Hoy Día spoke with the actor about his project “Leguizamo Does America,” a six-episode docuseries that will premiere on April 16 on MSNBC. The show will focus on the contributions of Latinos in the food industry, culture and activism. In it, he travels to large cities in the United States such as New York and Miami.
Leguizamo stressed that Latinos should not be afraid to raise their voices when it comes to making a change in the film industry.
“I think they must do what I am doing: complain. They must complain. We have to protest, we have to make noise so that they hear that we are not happy with the representation,” he said.
Along these same lines, the actor spoke of the possible repercussions: “I am not afraid. I grew up in this country, I suffered a lot, I fought a lot, and all my life my opportunities were a thousand. And I knew at that moment that even if I was super smart and super talented, I would never have the same opportunities.”
John Leguizamo is proud of his work as an activist
With a smile on his face, Leguizamo said: “I am so proud of this project because we celebrate everything that represents being Latino.”
“We go to six cities in the United States and I interview the Latino community: Puerto Ricans, Cubans, Mexicans, Dominicans, Colombians, Venezuelans, Peruvians, everyone, with a variety of careers. There are artists, painters, dancers, businessmen, chefs, politicians.
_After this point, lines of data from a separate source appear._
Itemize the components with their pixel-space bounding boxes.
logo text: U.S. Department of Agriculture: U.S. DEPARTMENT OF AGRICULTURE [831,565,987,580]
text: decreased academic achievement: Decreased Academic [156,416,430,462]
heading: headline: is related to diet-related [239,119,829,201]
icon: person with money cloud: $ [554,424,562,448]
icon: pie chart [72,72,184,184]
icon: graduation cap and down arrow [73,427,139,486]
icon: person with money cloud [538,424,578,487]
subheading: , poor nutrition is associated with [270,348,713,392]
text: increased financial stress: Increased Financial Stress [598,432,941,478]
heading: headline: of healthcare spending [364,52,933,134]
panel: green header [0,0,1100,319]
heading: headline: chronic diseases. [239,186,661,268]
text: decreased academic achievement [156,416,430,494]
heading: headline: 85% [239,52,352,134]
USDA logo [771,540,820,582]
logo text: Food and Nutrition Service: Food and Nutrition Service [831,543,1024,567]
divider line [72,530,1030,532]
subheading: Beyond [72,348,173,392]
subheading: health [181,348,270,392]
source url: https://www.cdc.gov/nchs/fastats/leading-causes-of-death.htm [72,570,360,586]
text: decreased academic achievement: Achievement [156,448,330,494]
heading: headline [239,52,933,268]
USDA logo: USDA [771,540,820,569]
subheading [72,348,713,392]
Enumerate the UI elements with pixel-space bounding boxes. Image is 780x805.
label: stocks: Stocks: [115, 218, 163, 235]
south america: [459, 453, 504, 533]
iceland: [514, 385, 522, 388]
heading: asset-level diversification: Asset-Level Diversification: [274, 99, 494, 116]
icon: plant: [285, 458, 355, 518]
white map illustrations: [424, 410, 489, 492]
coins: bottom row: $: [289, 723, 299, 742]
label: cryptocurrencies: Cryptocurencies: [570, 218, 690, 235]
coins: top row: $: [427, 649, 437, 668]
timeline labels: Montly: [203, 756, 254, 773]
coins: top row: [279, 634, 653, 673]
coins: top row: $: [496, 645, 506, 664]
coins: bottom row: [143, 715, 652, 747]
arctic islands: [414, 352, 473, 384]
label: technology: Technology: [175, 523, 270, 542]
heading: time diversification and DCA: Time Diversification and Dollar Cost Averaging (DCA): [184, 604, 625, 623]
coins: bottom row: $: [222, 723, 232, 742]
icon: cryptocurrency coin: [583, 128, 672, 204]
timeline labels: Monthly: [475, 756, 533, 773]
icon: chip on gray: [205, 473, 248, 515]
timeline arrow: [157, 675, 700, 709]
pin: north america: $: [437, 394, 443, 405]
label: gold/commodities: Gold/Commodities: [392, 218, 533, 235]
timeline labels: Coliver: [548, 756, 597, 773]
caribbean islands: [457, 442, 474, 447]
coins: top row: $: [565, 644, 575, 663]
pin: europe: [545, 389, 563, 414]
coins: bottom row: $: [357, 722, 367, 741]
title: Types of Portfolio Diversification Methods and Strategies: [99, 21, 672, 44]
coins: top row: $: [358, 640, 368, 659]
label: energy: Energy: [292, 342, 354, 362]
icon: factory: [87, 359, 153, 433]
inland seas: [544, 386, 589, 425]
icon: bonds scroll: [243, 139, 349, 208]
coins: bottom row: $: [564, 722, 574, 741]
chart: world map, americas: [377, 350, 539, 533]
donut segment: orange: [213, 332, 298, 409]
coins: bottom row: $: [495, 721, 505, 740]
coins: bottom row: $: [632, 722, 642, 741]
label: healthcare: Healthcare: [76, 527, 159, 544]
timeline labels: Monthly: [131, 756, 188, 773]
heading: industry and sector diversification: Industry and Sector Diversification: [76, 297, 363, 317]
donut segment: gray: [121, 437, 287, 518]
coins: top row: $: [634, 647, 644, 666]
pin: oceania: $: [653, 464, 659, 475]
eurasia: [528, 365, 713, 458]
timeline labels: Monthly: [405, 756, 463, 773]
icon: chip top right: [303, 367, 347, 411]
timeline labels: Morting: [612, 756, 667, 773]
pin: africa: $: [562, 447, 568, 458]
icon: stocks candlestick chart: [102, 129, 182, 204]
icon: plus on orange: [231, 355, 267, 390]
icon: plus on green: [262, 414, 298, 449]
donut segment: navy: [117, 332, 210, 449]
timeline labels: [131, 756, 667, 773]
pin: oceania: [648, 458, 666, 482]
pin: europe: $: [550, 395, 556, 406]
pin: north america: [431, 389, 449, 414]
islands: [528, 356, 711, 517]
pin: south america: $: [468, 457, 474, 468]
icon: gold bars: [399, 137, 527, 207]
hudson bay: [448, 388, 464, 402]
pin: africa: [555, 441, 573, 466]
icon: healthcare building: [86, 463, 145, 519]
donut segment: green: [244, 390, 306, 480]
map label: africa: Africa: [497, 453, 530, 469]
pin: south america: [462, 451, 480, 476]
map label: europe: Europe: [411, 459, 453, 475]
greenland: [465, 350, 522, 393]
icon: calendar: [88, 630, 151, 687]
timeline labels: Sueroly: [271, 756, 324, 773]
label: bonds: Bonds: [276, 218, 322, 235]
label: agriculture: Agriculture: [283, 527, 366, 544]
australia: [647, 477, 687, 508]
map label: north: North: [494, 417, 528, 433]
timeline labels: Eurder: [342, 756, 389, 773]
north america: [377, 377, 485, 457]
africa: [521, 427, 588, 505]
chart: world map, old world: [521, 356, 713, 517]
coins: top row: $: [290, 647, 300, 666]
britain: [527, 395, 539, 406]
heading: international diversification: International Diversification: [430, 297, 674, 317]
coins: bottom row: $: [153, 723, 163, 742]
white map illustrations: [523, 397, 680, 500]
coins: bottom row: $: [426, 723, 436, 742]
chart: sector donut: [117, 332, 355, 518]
And one sees the power of the Latino community, the capacity and the talent that exists in this country,” he explained.
Regarding the representation of the Latino community in Hollywood, he said: “The problem is that the people who are making decisions do not look like us, so they are not giving the green light on projects that are for Latinos.”
"I knew that even if I was super smart and talented, I would never have the same opportunities."
“We are 1% of the protagonists in the movies, less than a percent of the stories they are telling and that is not right. The challenge is to have at least 20% of (representation with) the executives, the protagonists in front of the camera, the team behind the camera, that would be equality,” he concluded.
The actor also has another project on the horizon that will arrive in the fall on PBS, the documentary “American Historia.” In it, he discusses the history of America from a Latino perspective to shine the light on the lost Latino heroes within the community. It also features interviews with historians and cultural figures.